Günter Jauch war an allem Schuld.
Der Gedanke schoss mir durch den Kopf, als ich zum dritten Mal durch die Einbahnstraße auf der Suche nach einem Parkplatz fuhr. Verdammtes Frankfurt! Ich hasste es, mit dem Auto hierher zu kommen. Hättest Du besser mal die S-Bahn genommen!
Egal. Ich hatte noch eine Viertelstunde bis der Test begann. Donnerstag, 13.3. um 14 Uhr hatte in der e-Mail gestanden, die der Testleiter mir zugesandt hatte. Bitte bringen Sie Notizpapier, einen schwarzen Kugelschreiber und - wenn benötigt - etwas zu Trinken mit.
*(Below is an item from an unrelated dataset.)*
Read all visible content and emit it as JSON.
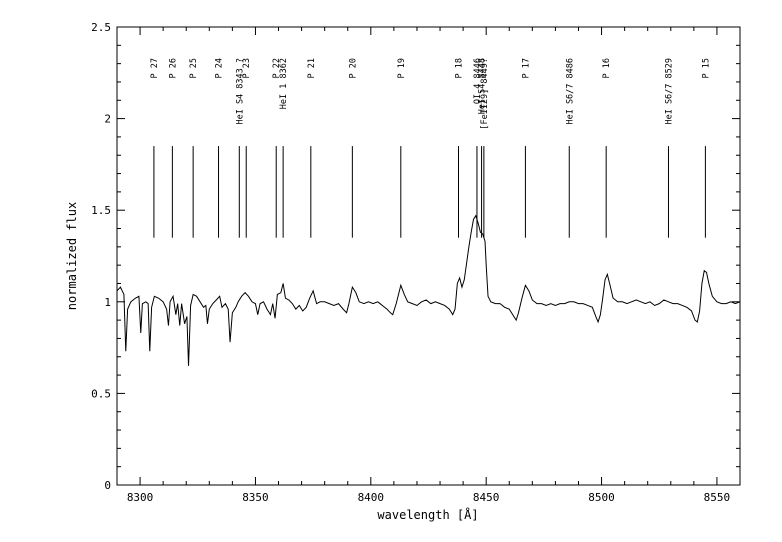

Um die Testgebühr von 50 Euro wird gebeten.
50 Euro für was?! Um hinterher zu wissen, dass Du auf Günter Jauch reingefallen bist?
Aber da war diese Ungewissheit, die ich endlich loswerden wollte und die Chance endlich einmal aus der Masse herauszuragen, endlich zu den zwei Prozent zu gehören, die etwas Besonderes waren.
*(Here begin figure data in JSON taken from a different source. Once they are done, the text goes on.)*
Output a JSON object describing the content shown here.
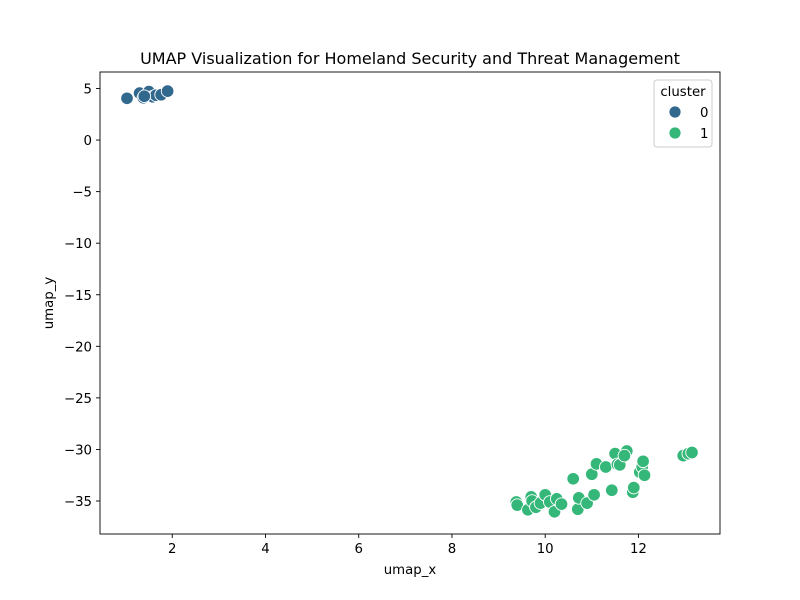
{
  "chart_data": {
    "type": "scatter",
    "title": "UMAP Visualization for Homeland Security and Threat Management",
    "xlabel": "umap_x",
    "ylabel": "umap_y",
    "xlim": [
      0.45,
      13.75
    ],
    "ylim": [
      -38.2,
      6.6
    ],
    "xticks": [
      2,
      4,
      6,
      8,
      10,
      12
    ],
    "yticks": [
      5,
      0,
      -5,
      -10,
      -15,
      -20,
      -25,
      -30,
      -35
    ],
    "xtick_labels": [
      "2",
      "4",
      "6",
      "8",
      "10",
      "12"
    ],
    "ytick_labels": [
      "5",
      "0",
      "−5",
      "−10",
      "−15",
      "−20",
      "−25",
      "−30",
      "−35"
    ],
    "grid": false,
    "legend": {
      "title": "cluster",
      "placement": "top-right",
      "entries": [
        {
          "label": "0",
          "color": "#31688e"
        },
        {
          "label": "1",
          "color": "#35b779"
        }
      ]
    },
    "series": [
      {
        "name": "0",
        "color": "#31688e",
        "points": [
          [
            1.03,
            4.05
          ],
          [
            1.3,
            4.55
          ],
          [
            1.38,
            4.1
          ],
          [
            1.45,
            4.4
          ],
          [
            1.5,
            4.7
          ],
          [
            1.58,
            4.2
          ],
          [
            1.65,
            4.35
          ],
          [
            1.76,
            4.4
          ],
          [
            1.9,
            4.75
          ],
          [
            1.4,
            4.25
          ]
        ]
      },
      {
        "name": "1",
        "color": "#35b779",
        "points": [
          [
            9.38,
            -35.1
          ],
          [
            9.4,
            -35.4
          ],
          [
            9.63,
            -35.85
          ],
          [
            9.7,
            -34.6
          ],
          [
            9.72,
            -35.0
          ],
          [
            9.8,
            -35.6
          ],
          [
            9.9,
            -35.2
          ],
          [
            10.0,
            -34.4
          ],
          [
            10.1,
            -35.1
          ],
          [
            10.2,
            -36.05
          ],
          [
            10.25,
            -34.8
          ],
          [
            10.35,
            -35.3
          ],
          [
            10.6,
            -32.85
          ],
          [
            10.7,
            -35.8
          ],
          [
            10.72,
            -34.7
          ],
          [
            10.9,
            -35.2
          ],
          [
            11.0,
            -32.4
          ],
          [
            11.05,
            -34.4
          ],
          [
            11.1,
            -31.4
          ],
          [
            11.3,
            -31.7
          ],
          [
            11.43,
            -33.95
          ],
          [
            11.5,
            -30.4
          ],
          [
            11.55,
            -31.45
          ],
          [
            11.6,
            -31.5
          ],
          [
            11.75,
            -30.15
          ],
          [
            11.7,
            -30.6
          ],
          [
            11.88,
            -34.15
          ],
          [
            11.9,
            -33.7
          ],
          [
            12.03,
            -32.2
          ],
          [
            12.08,
            -31.7
          ],
          [
            12.1,
            -31.15
          ],
          [
            12.13,
            -32.5
          ],
          [
            12.96,
            -30.6
          ],
          [
            13.07,
            -30.4
          ],
          [
            13.15,
            -30.3
          ]
        ]
      }
    ]
  }
}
Unruhig lehnte ich mich vor – passte ich in die Lücke? Nie im Leben!
Ich war so aufgeregt wegen diesem Test, dass ich sogar die e-Mail ausgedruckt und mitgenommen hatte. In meiner Tasche befanden sich Notizpapiere, ein schwarzer Kugelschreiber, etwas zu Trinken und die Testgebühr von 50 Euro. Ich wollte ja alles richtig machen. Und ich war eine halbe Stunde zu früh losgefahren, um ja rechtzeitig zum Testbeginn zu kommen. Eine Entscheidung, der ich jetzt dankbar war.

Eigentlich hatte es schon vor Günter Jauch begonnen.
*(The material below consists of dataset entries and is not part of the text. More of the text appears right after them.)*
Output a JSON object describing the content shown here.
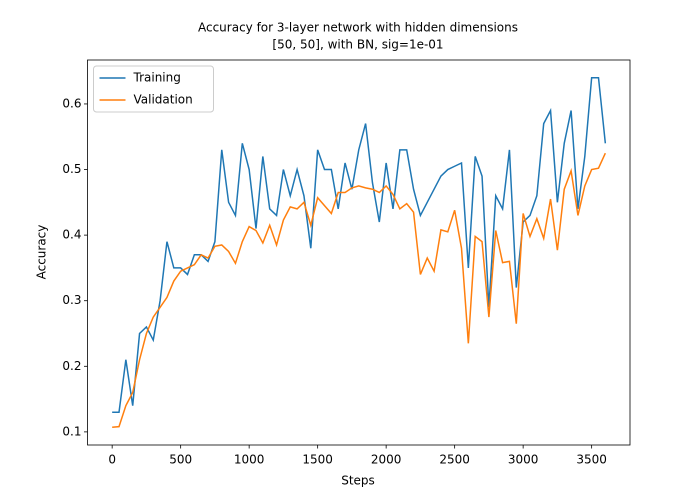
{
  "chart_data": {
    "type": "line",
    "title": [
      "Accuracy for 3-layer network with hidden dimensions",
      "[50, 50], with BN, sig=1e-01"
    ],
    "xlabel": "Steps",
    "ylabel": "Accuracy",
    "x": [
      0,
      50,
      100,
      150,
      200,
      250,
      300,
      350,
      400,
      450,
      500,
      550,
      600,
      650,
      700,
      750,
      800,
      850,
      900,
      950,
      1000,
      1050,
      1100,
      1150,
      1200,
      1250,
      1300,
      1350,
      1400,
      1450,
      1500,
      1550,
      1600,
      1650,
      1700,
      1750,
      1800,
      1850,
      1900,
      1950,
      2000,
      2050,
      2100,
      2150,
      2200,
      2250,
      2300,
      2350,
      2400,
      2450,
      2500,
      2550,
      2600,
      2650,
      2700,
      2750,
      2800,
      2850,
      2900,
      2950,
      3000,
      3050,
      3100,
      3150,
      3200,
      3250,
      3300,
      3350,
      3400,
      3450,
      3500,
      3550,
      3600
    ],
    "series": [
      {
        "name": "Training",
        "color": "#1f77b4",
        "values": [
          0.13,
          0.13,
          0.21,
          0.14,
          0.25,
          0.26,
          0.24,
          0.3,
          0.39,
          0.35,
          0.35,
          0.34,
          0.37,
          0.37,
          0.36,
          0.39,
          0.53,
          0.45,
          0.43,
          0.54,
          0.5,
          0.41,
          0.52,
          0.44,
          0.43,
          0.5,
          0.46,
          0.5,
          0.46,
          0.38,
          0.53,
          0.5,
          0.5,
          0.44,
          0.51,
          0.47,
          0.53,
          0.57,
          0.48,
          0.42,
          0.51,
          0.44,
          0.53,
          0.53,
          0.47,
          0.43,
          0.45,
          0.47,
          0.49,
          0.5,
          0.505,
          0.51,
          0.35,
          0.52,
          0.49,
          0.29,
          0.46,
          0.44,
          0.53,
          0.32,
          0.42,
          0.43,
          0.46,
          0.57,
          0.59,
          0.45,
          0.54,
          0.59,
          0.44,
          0.52,
          0.64,
          0.64,
          0.54
        ]
      },
      {
        "name": "Validation",
        "color": "#ff7f0e",
        "values": [
          0.107,
          0.108,
          0.14,
          0.16,
          0.21,
          0.25,
          0.275,
          0.29,
          0.305,
          0.33,
          0.345,
          0.35,
          0.355,
          0.37,
          0.365,
          0.383,
          0.385,
          0.375,
          0.357,
          0.39,
          0.413,
          0.407,
          0.388,
          0.415,
          0.385,
          0.423,
          0.443,
          0.44,
          0.45,
          0.415,
          0.457,
          0.445,
          0.433,
          0.465,
          0.465,
          0.472,
          0.475,
          0.472,
          0.47,
          0.465,
          0.475,
          0.462,
          0.44,
          0.448,
          0.435,
          0.34,
          0.365,
          0.345,
          0.408,
          0.405,
          0.438,
          0.38,
          0.235,
          0.398,
          0.39,
          0.275,
          0.407,
          0.358,
          0.36,
          0.265,
          0.433,
          0.398,
          0.425,
          0.395,
          0.455,
          0.377,
          0.47,
          0.498,
          0.43,
          0.475,
          0.5,
          0.502,
          0.525
        ]
      }
    ],
    "xlim": [
      -180,
      3780
    ],
    "ylim": [
      0.08,
      0.667
    ],
    "xticks": [
      0,
      500,
      1000,
      1500,
      2000,
      2500,
      3000,
      3500
    ],
    "yticks": [
      0.1,
      0.2,
      0.3,
      0.4,
      0.5,
      0.6
    ],
    "grid": false,
    "legend": "upper left"
  }
}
In der Diagnostikvorlesung der Uni hatten wir einen Intelligenztest gemacht, um an uns auszuprobieren, was wir später an anderen Unschuldigen durchführen sollten und ich hatte das beste Ergebnis mit einem IQ-Wert von 145 erreicht. Ein Wert, der zwei Standartabweichungen vom Mittelwert entfernt war und somit bei nur zwei Prozent der Bevölkerung eintrat. Noch später bei der Prüfung hatte sich die Professorin an mich als die Frau erinnert, die so gut beim IQ-Test abgeschnitten hatte.
Aber der Test war für bis 18 Jahre alte Jugendliche genormt, nicht für 25-jährige Studentinnen, außerdem wurde er nicht von einem Psychologen ausgewertet, deshalb zählte er nicht.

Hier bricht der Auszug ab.